OX Blog

Locking in your data…how about the Future?!

Written by Chris Latterell | Jul 4, 2013

As an American, I am always excited about this time of year as my country’s birthday examines the blood, sweat and years (now some 237 of them officially) it took to get this far. The future that my forefathers fought for seemed bleak back then, but their unified vision and collective past reminded them what the absence of freedom was like. Today, freedom—even in its more luxurious form of hamburgers, Chevrolet pick-up trucks and good old fashioned apple pie—remains sacred as ever even as individual rights seem to be legislated into oblivion the more “advanced” we become as a society.

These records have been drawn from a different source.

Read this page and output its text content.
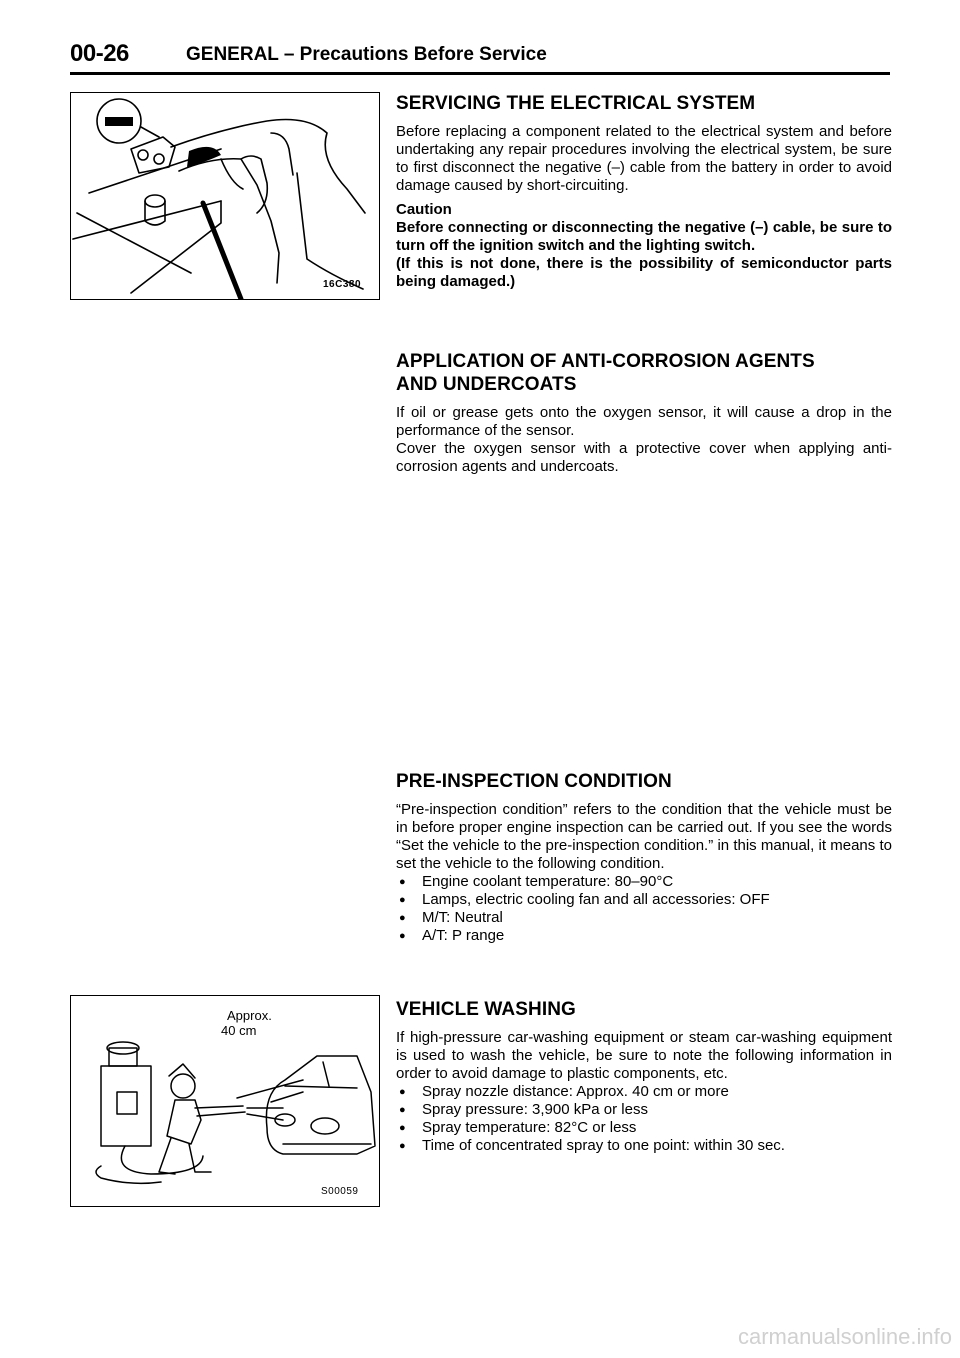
00-26	GENERAL – Precautions Before Service
16C380
Approx.
40 cm
S00059
SERVICING THE ELECTRICAL SYSTEM

Before replacing a component related to the electrical system and before undertaking any repair procedures involving the electrical system, be sure to first disconnect the negative (–) cable from the battery in order to avoid damage caused by short-circuiting.

Caution
Before connecting or disconnecting the negative (–) cable, be sure to turn off the ignition switch and the lighting switch.
(If this is not done, there is the possibility of semiconductor parts being damaged.)
APPLICATION OF ANTI-CORROSION AGENTS
AND UNDERCOATS

If oil or grease gets onto the oxygen sensor, it will cause a drop in the performance of the sensor.

Cover the oxygen sensor with a protective cover when applying anti-corrosion agents and undercoats.

PRE-INSPECTION CONDITION

“Pre-inspection condition” refers to the condition that the vehicle must be in before proper engine inspection can be carried out. If you see the words “Set the vehicle to the pre-inspection condition.” in this manual, it means to set the vehicle to the following condition.

● Engine coolant temperature: 80–90°C
● Lamps, electric cooling fan and all accessories: OFF
● M/T: Neutral
● A/T: P range
VEHICLE WASHING

If high-pressure car-washing equipment or steam car-washing equipment is used to wash the vehicle, be sure to note the following information in order to avoid damage to plastic components, etc.

● Spray nozzle distance: Approx. 40 cm or more
● Spray pressure: 3,900 kPa or less
● Spray temperature: 82°C or less
● Time of concentrated spray to one point: within 30 sec.
carmanualsonline.info
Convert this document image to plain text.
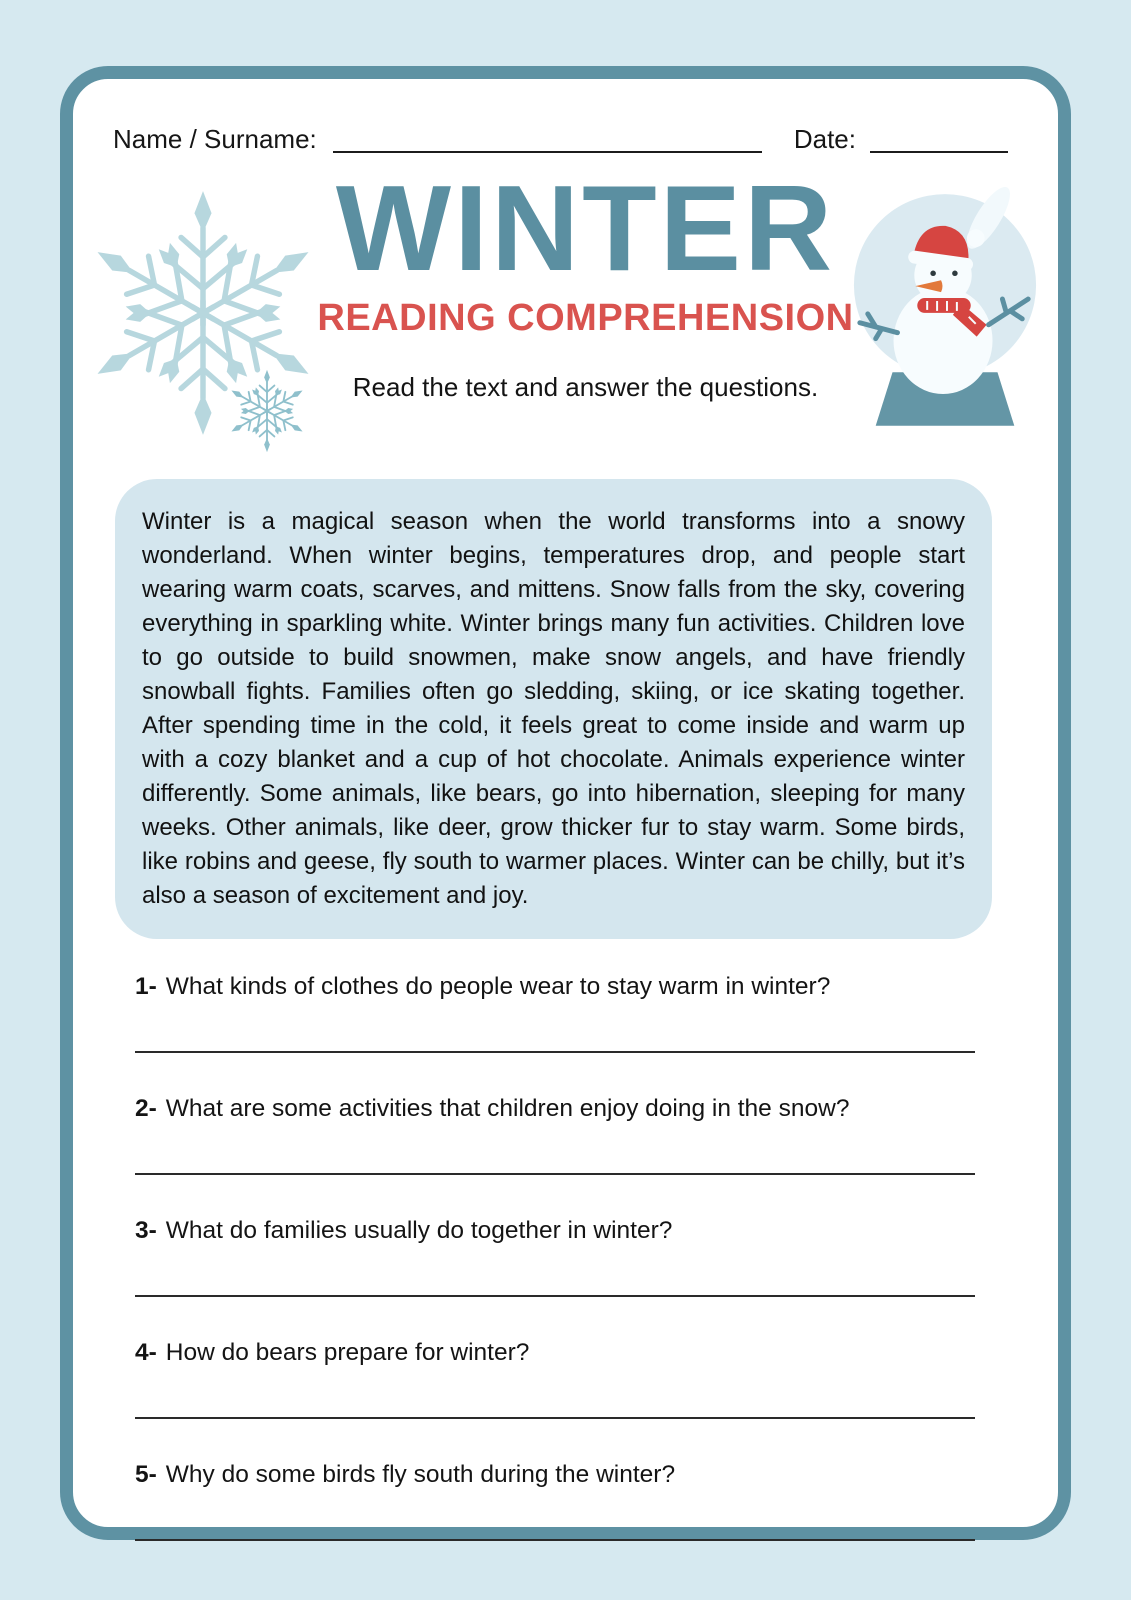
Name / Surname:	Date:
WINTER
READING COMPREHENSION
Read the text and answer the questions.
Winter is a magical season when the world transforms into a snowy wonderland. When winter begins, temperatures drop, and people start wearing warm coats, scarves, and mittens. Snow falls from the sky, covering everything in sparkling white. Winter brings many fun activities. Children love to go outside to build snowmen, make snow angels, and have friendly snowball fights. Families often go sledding, skiing, or ice skating together. After spending time in the cold, it feels great to come inside and warm up with a cozy blanket and a cup of hot chocolate. Animals experience winter differently. Some animals, like bears, go into hibernation, sleeping for many weeks. Other animals, like deer, grow thicker fur to stay warm. Some birds, like robins and geese, fly south to warmer places. Winter can be chilly, but it’s also a season of excitement and joy.
1- What kinds of clothes do people wear to stay warm in winter?
2- What are some activities that children enjoy doing in the snow?
3- What do families usually do together in winter?
4- How do bears prepare for winter?
5- Why do some birds fly south during the winter?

Back in the day, the Constitution took less than 100 hundred days to draft a position where we together, stood as Americans to say: no compromise. Today, it took less than a few to realize that without transparent and real checks and balances, without oversight over those who make our laws, leadership is still: simply human (and incredibly hard). There seems more time spent documenting a future where SOPA and PIPA could rule the internet to irrelevancy… a future where my data, my memories and ideas belong to others to sell-away to the highest bidder (government or advertiser). Between the PRISM scandal and responses like Restore the Fourth, one can see that the battle for freedom doesn’t lay in the balance of security and civil rights, it lays in the fundamental right that each individual owns everything they create. Personal responsibility down to the 1st and last word. That is what the 4400 words in the Constitution tell me to be the time-tested truth.

Happy Birthday, America; and remember: it’s called Independence Day for a reason (still). Let’s make the ‘Big Ooohhhh, ahhhh’ count, keeping in mind what it took to get this far. The world is watching.